EVEN IN SOUTHEAST ASIA, CHINA LOOMS LARGE
China’s economic clout, especially in Southeast Asia, will ultimately limit Taiwan’s regional engagement drive, analysts say.
China is the largest trading partner for practically all Southeast Asian countries. The latest edition of an annual ISEAS-Yusof Ishak Institute survey found that China continues to be seen as the most influential economic power in Southeast Asia.
Trade between ASEAN and China came in at US$911.7 billion in 2023, according to the Mission of the People's Republic of China to ASEAN. In comparison, trade between ASEAN and Taiwan was US$117.2 billion in that same period, according to data from Taiwan’s Ministry of Economic Affairs.
“(Southeast Asian countries) cannot afford to forgo the Chinese market, and this will always be a factor as long as you are in the region,” Dr Hoo said.
China was also perceived as the most influential political and strategic power in the region, followed by the US, according to the institute’s 2024 State of Southeast Asia poll.
Notably, Beijing pipped Washington as Southeast Asia’s preferred superpower if countries in the region were forced to choose between them. Respondents from the region had leaned towards the US in the last four surveys.
“Beijing has made it quite clear that the issue of Taiwan is their number one core interest … all the Southeast Asian countries will be very mindful of that,” Dr Hoo pointed out.
Even with more people-to-people, cultural and tourism links between Taiwan and Southeast Asian countries, it is “not necessarily going to have an impact in terms of enhancing Taiwan’s international space, or if you will, international influence”, he added.

Taiwan’s diplomatic circle has dwindled to 12 from 22 under the past eight years of DPP rule as nations switched sides to China. Most of the island’s remaining allies are located in Latin America and the Caribbean as well as the Pacific, with none in Asia.
Meanwhile, all Southeast Asian nations have their respective one-China policies that either explicitly recognise the People’s Republic of China as China’s government or leave it vague, an indication of how challenging it is for Taiwan to expect overt support from the region.
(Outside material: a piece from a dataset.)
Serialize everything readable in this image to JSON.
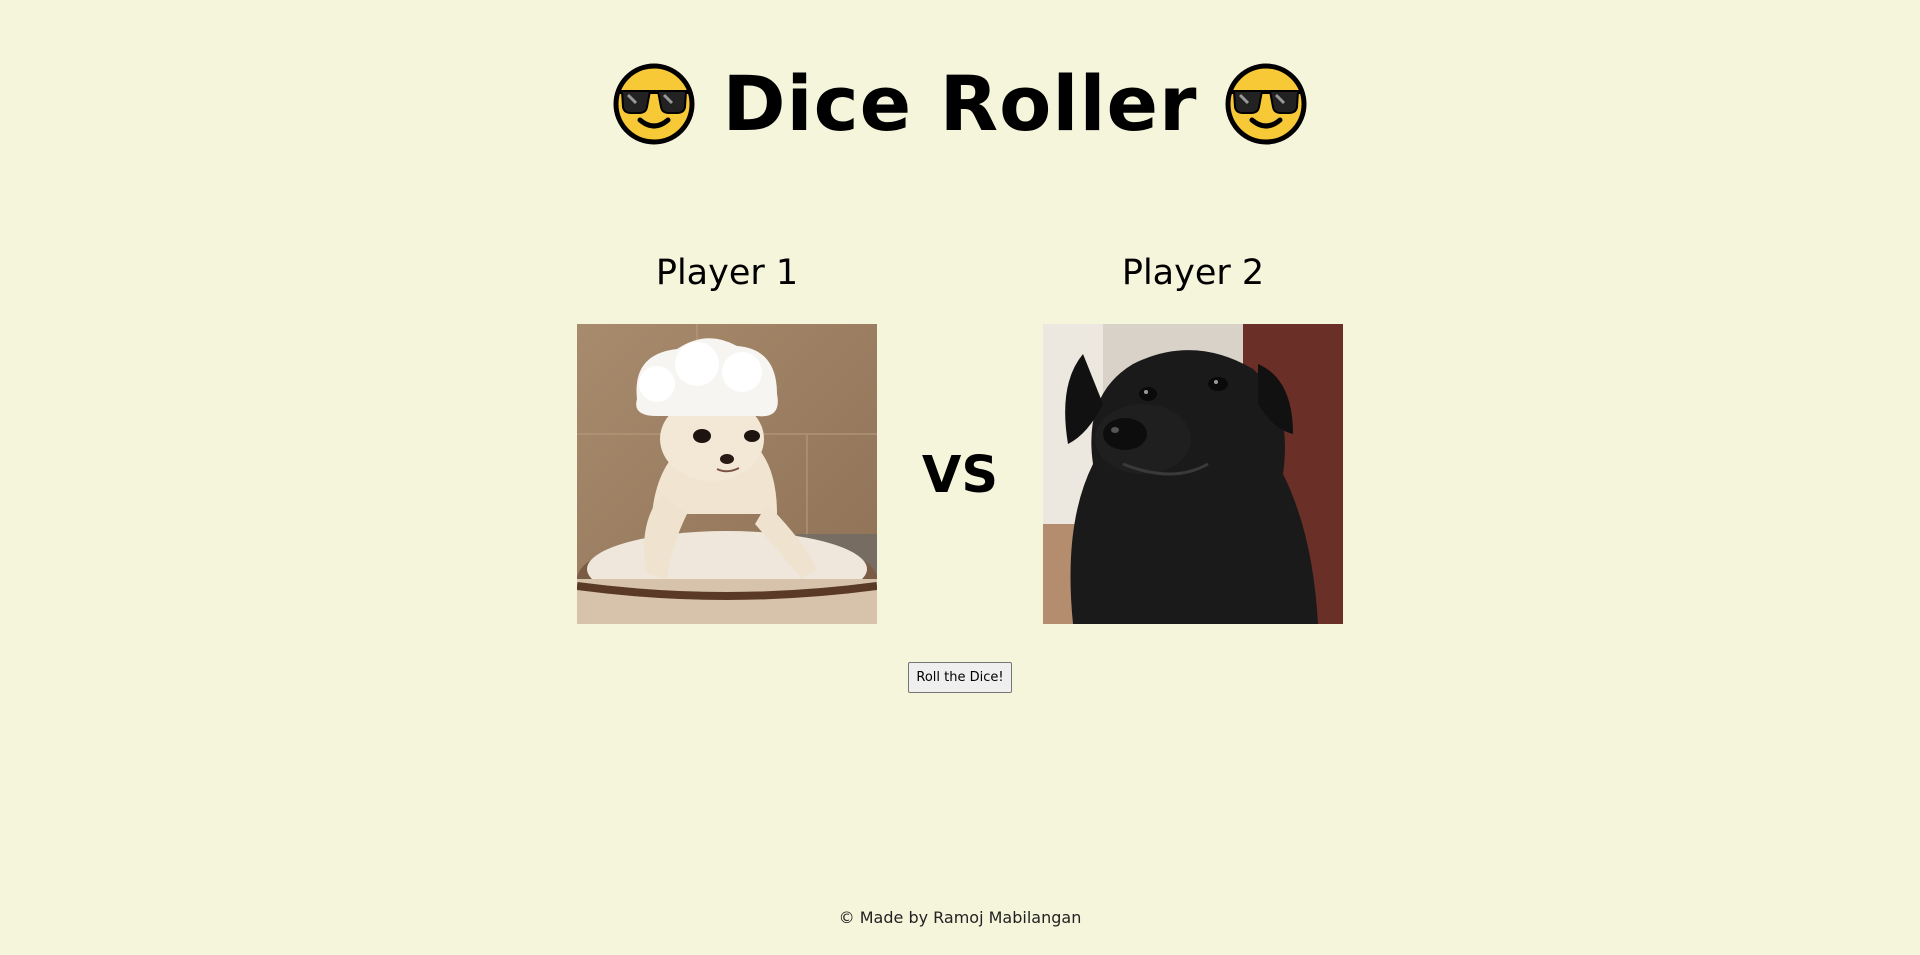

Taiwan also remains reliant on the Chinese economy. Despite simmering tensions, China is Taiwan's top trading partner, with cross-strait trade totalling US$224 billion last year. The island runs a trade surplus with its much larger neighbour, which accounted for about 35 per cent of Taiwan’s exports in 2023.
Mr Lai will thus maintain a careful balancing act as he leads Taiwan into a new and uncertain chapter, experts say.
“William Lai is going to strike a tone of pragmatism, he’s not going to declare any sort of de jure independence, he’s not going to alter the status quo arrangement that’s already been put in place for many decades,” NUS’ Dr Huang said.
“What he wants to convey, most importantly, is this message of continuity and reassurance to all stakeholders involved – not just China, but also countries in Southeast Asia will be watching.
“I think Taiwan understands it has limited space to operate, but it’s going to make the most out of that limited space.”